Digital card games are a genre that continues to grow, and Hearthstone and Magic: The Gathering Arena rule the roost. MTG: Arena and Hearthstone are very similar at first glance, and it can be difficult for gamers to know which would be best for them. Looking at what each game offers, gamers can better make that choice.
Common knowledge is that MTG Arena is based on the popular card game Magic: The Gathering which has been around since 1993, and it can be difficult to keep up with what sets are in Standard. Less well known is that Arena is actually the free-to-play sequel to a series of games on Steam called Duels of the Planeswalkers. Many additions have been made since those days, and Wizards of the Coast continue to update MTG Arena with each new set as its released.
This is a huge benefit for fans of the paper card game, as it can cost hundreds or even thousands to collect a new set or construct a competitive deck. Since MTG Arena is free to play, the entire set can be collected with enough play and determination with little to no real money. Wizards of the Coast is even hosting a free event to let players win every card in standard.
Hearthstone is the first digital card game Blizzard released based on the popular World of Warcraft universe, though not the first card game. That title belongs to the World of Warcraft Trading Card Game released in 2006. That game was discontinued in 2013, and Hearthstone released in 2014 featuring the same cards, abilities, and even artwork. One major difference between MTG Arena and Hearthstone, however, is where Arena sticks to the paper format of gameplay, Hearthstone was designed to be a digital game, featuring far more random chance that would be difficult to do in a physical game.
Both Hearthstone and MTG Arena have a number of similarities based on general play. Both are two-player card games where the objective is to summon creatures and cast spells from a customizable deck of cards to bring the opponent’s life pool down to zero. Both games utilize a gradually increasing resource in order to cast more powerful and effective creatures and spells. Both games offer various modes of play, with Hearthstone taking the player on adventures, and MTG Arena has omniscience drafts.

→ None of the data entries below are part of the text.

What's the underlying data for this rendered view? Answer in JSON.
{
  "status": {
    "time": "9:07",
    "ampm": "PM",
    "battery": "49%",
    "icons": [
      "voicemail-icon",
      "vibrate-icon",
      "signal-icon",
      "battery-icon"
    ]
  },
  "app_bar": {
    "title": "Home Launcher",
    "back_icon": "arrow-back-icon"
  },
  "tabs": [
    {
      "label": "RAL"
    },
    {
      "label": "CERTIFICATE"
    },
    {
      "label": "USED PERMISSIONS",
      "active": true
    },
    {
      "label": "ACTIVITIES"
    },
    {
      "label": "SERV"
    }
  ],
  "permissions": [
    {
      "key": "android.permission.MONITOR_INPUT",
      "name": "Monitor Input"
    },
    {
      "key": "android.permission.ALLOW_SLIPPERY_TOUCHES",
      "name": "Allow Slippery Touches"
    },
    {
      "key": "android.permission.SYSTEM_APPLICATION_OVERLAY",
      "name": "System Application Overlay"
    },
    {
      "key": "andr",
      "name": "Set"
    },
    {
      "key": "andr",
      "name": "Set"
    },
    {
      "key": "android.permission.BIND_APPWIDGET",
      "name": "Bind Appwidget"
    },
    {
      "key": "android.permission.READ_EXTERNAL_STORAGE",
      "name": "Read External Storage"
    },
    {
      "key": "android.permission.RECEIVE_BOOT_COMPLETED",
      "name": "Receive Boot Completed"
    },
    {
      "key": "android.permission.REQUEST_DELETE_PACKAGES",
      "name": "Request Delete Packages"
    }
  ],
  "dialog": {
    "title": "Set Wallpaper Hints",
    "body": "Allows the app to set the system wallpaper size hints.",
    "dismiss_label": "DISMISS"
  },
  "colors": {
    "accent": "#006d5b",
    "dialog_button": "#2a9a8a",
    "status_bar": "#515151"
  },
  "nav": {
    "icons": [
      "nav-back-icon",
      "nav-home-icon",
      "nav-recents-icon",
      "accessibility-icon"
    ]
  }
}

One interesting difference is the resources available to cast spells. In Magic: The Gathering, a deck consists of a number of lands, which the player can play once per turn to provide more mana for casting spells. In Hearthstone, however, mana gems increase on per turn to a maximum of ten and replenish at the start of each turn. So though MTG allows the player to have more than ten mana, there is also the chance of missed land drops, reducing the chance of actually having six or more lands by the end of a game. None of this is a concern in Hearthstone, where each mana source is guaranteed at the start of each turn.

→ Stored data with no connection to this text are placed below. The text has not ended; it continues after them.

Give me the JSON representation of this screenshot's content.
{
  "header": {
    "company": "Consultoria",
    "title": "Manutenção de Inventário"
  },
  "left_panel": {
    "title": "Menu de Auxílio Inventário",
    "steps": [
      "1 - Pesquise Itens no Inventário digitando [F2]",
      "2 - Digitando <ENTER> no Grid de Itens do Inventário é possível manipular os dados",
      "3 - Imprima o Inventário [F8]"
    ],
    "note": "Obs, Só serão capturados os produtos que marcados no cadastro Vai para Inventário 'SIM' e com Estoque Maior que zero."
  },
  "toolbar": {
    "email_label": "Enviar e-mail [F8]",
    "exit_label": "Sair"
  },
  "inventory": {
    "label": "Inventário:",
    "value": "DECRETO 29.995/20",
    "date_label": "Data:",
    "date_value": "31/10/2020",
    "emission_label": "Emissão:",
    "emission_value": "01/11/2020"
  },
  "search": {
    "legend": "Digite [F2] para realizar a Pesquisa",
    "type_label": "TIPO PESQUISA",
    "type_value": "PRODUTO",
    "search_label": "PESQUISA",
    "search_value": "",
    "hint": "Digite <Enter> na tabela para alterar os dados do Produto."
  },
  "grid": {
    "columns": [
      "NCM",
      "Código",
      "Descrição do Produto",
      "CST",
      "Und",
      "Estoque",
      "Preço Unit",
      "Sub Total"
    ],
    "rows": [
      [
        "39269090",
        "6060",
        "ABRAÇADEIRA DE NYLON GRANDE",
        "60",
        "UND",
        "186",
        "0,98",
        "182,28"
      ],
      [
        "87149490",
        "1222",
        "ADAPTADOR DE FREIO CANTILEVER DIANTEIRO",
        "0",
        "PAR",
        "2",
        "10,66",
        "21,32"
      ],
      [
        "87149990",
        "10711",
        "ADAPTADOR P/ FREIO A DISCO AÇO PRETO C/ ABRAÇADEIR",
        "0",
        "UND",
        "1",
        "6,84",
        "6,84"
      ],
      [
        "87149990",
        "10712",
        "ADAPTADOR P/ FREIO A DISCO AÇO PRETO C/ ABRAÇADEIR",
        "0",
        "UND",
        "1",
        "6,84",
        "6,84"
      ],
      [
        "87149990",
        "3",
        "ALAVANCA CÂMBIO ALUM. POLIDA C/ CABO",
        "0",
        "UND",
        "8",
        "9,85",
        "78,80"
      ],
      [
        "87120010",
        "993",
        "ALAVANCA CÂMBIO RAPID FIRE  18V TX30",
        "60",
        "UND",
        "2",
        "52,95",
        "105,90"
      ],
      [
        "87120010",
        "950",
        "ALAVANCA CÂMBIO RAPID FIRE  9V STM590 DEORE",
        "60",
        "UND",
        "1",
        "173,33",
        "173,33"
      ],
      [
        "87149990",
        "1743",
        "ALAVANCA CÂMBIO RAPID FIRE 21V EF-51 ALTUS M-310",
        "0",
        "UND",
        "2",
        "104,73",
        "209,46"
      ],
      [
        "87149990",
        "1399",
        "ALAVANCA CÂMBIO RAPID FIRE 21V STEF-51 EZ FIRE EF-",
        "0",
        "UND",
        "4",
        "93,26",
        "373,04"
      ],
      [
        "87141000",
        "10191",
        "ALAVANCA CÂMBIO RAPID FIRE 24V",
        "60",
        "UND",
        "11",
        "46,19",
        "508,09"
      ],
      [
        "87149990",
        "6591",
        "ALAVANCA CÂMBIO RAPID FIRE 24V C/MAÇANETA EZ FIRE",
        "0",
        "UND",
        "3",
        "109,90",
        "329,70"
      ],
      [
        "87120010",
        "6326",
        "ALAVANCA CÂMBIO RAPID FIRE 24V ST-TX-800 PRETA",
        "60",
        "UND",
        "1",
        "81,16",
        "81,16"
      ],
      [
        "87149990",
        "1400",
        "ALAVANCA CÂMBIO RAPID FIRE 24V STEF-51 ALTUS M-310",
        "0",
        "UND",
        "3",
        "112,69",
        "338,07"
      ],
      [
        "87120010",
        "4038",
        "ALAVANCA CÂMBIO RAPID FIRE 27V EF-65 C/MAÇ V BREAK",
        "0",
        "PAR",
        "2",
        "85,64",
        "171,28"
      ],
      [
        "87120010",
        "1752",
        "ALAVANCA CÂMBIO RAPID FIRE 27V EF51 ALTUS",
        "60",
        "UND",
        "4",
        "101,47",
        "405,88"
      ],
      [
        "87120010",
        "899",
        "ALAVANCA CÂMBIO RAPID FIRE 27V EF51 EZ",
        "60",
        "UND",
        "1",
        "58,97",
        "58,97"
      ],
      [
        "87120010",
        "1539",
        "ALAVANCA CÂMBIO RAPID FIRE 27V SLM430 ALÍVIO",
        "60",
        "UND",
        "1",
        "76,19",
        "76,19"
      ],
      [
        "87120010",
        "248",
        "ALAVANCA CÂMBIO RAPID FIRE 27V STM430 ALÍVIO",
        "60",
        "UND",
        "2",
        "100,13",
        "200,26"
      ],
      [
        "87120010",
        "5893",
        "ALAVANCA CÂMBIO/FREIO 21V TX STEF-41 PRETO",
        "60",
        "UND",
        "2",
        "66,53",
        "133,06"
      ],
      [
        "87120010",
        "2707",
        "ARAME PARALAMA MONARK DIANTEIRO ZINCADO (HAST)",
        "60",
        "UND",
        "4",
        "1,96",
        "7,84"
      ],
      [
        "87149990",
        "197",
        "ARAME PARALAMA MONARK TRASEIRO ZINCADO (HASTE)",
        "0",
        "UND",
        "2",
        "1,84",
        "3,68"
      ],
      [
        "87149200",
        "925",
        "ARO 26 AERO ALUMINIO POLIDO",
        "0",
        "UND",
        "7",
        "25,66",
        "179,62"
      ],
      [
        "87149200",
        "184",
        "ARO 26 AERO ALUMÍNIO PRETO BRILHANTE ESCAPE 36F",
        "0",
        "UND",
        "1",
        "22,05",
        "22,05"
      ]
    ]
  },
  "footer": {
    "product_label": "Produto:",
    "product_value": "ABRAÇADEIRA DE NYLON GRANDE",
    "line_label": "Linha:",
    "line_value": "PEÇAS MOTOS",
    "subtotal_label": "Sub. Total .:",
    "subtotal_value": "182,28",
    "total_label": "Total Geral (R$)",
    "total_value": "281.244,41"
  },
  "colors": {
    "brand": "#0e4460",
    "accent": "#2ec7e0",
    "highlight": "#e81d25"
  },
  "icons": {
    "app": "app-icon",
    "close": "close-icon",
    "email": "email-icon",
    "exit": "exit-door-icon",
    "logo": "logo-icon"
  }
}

Another difference is the method of attack. Using the most powerful cards in Magic: The Gathering Arena, when a player attacks, they can only attack the opponent directly or their planeswalkers, and the defender chooses whether to put their creatures in the way of the attack or not. In Hearthstone, players can freely choose to attack an enemy creature or the player. The exception to this would be creatures with the Taunt ability, forcing the enemy to attack that creature instead of anything else until it’s removed from the battlefield. On that same note, another difference that showcases the way Hearthstone was designed specifically to be digital is creature damage. In Magic, creatures heal all damage at the start of the next turn, whereas damage in Hearthstone persists from turn to turn until another creature or effect heals the wounded creature or said creature dies.

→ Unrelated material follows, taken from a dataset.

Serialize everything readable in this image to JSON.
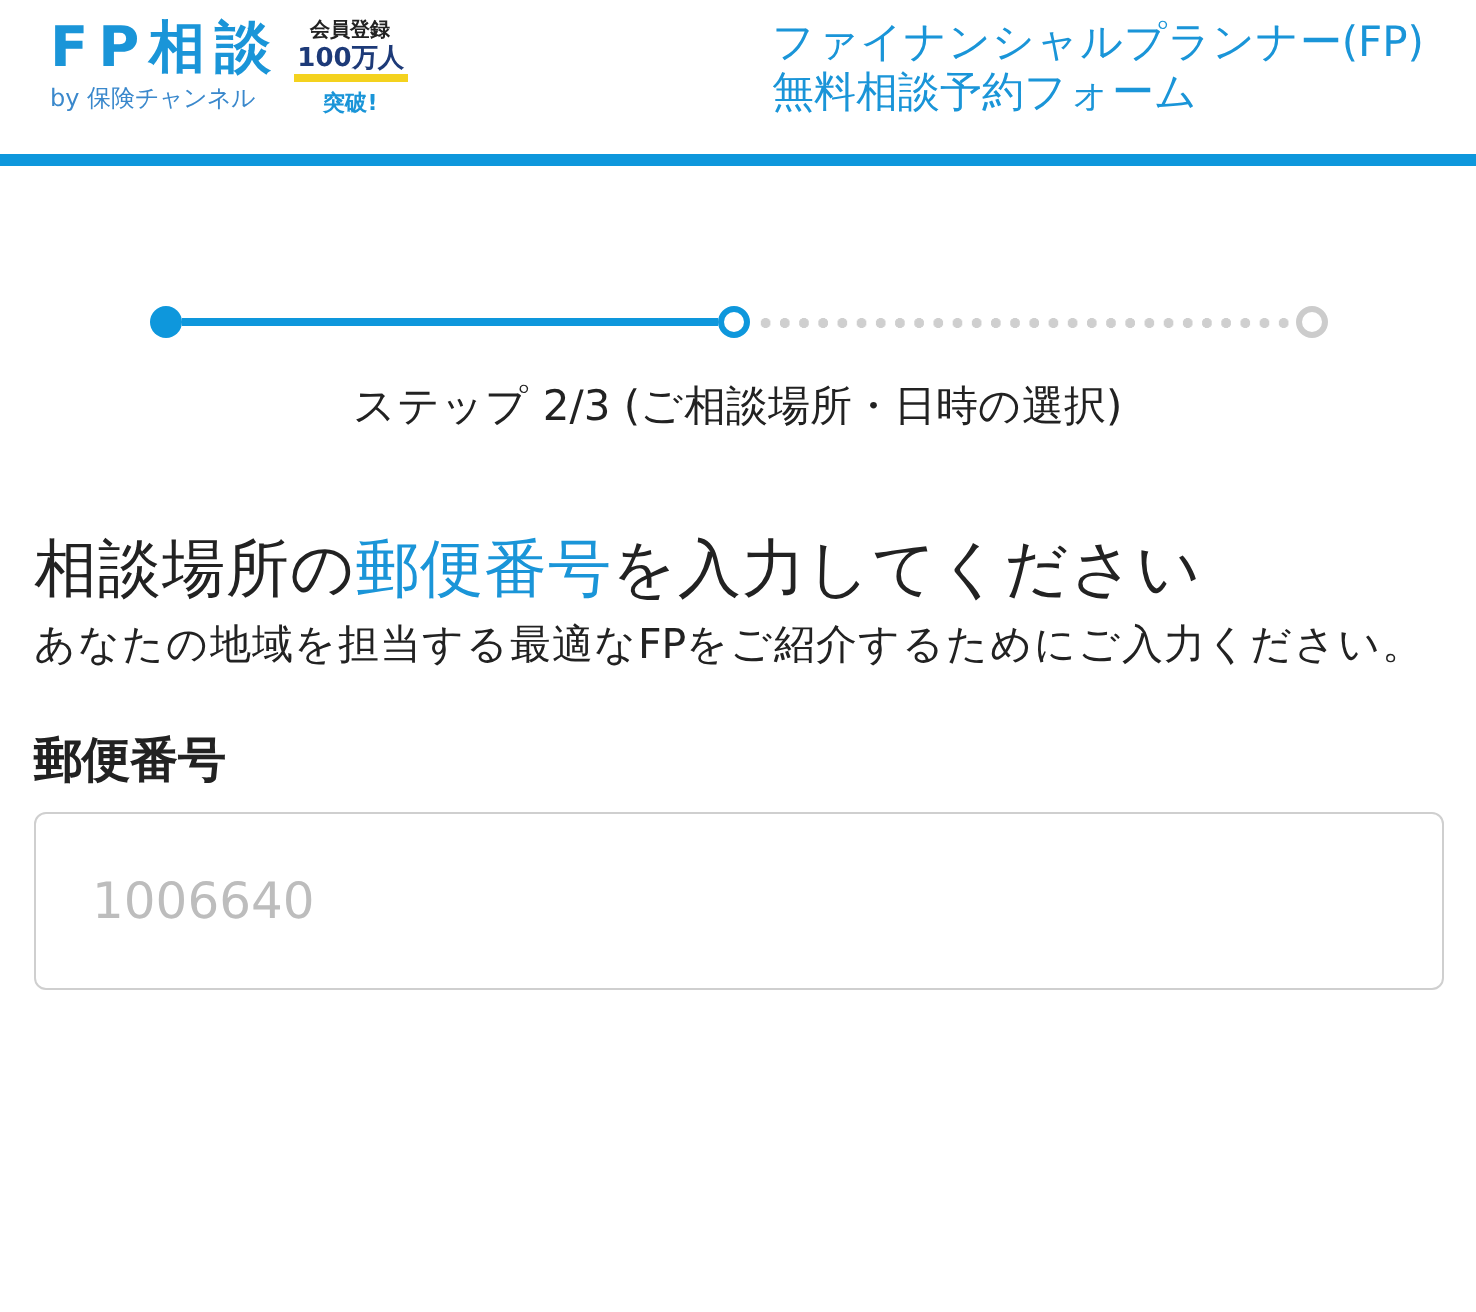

In Hearthstone, decks are built from a wide array of cards, including 135 new cards from their Witchwood expansion. Players play cards on their turn, such as creatures or secrets which can trigger during the opponent’s turn, but generally, play is limited to that player’s turn. This lends Hearthstone gameplay to more of a Solitaire style game where the opponent exists to be played against but isn’t an active concern during a turn. Players in MTG Arena, however, have the option to player card abilities as well as “Instant” cards during the opponent’s turn, which can make the game far more interactive and thought provoking, as one must consider not only what to do on their turn, but what their opponent may be able to do in response.
For players looking to base their decision on online numbers, they will not be disappointed. Both games are running strong. In terms of online popularity, Hearthstone is king of that castle. On Twitch alone, as of this writing, Hearthstone has 7m followers vs MTG Arena’s 1m. The viewership for MTG Arena has been growing, but it’s still a considerable gap to close. Despite this growth, however, Blizzard has no plans for bringing Hearthstone to the Switch.
In the end, which is better depends on the player. If gamers are looking for a more relaxed situation where they’re allowed to reply on patterns and mostly uninterrupted gameplay with a beautiful presentation and artwork, then Hearthstone is the way to go. If instead a more competitive design appeals, with the focus more on deckbuilding than random chance and intense interactivity, Magic: The Gathering Arena is the correct choice. Former Blizzard devs are working on a Marvel mobile card game, which could fall on either side as well upon release.
Players are encouraged to try both and see what speaks most to them. Though at their core both games seem very similar, there are distinct differences that shape the player’s experience. Fortunately, both games are dedicated to the gamer experience with card balancing, updates, and regular new content to keep things fresh like Magic the Gathering's upcoming Throne of Eldraine content.
Magic: The Gathering Arena and Hearthstone are both available now for PC and mobile devices.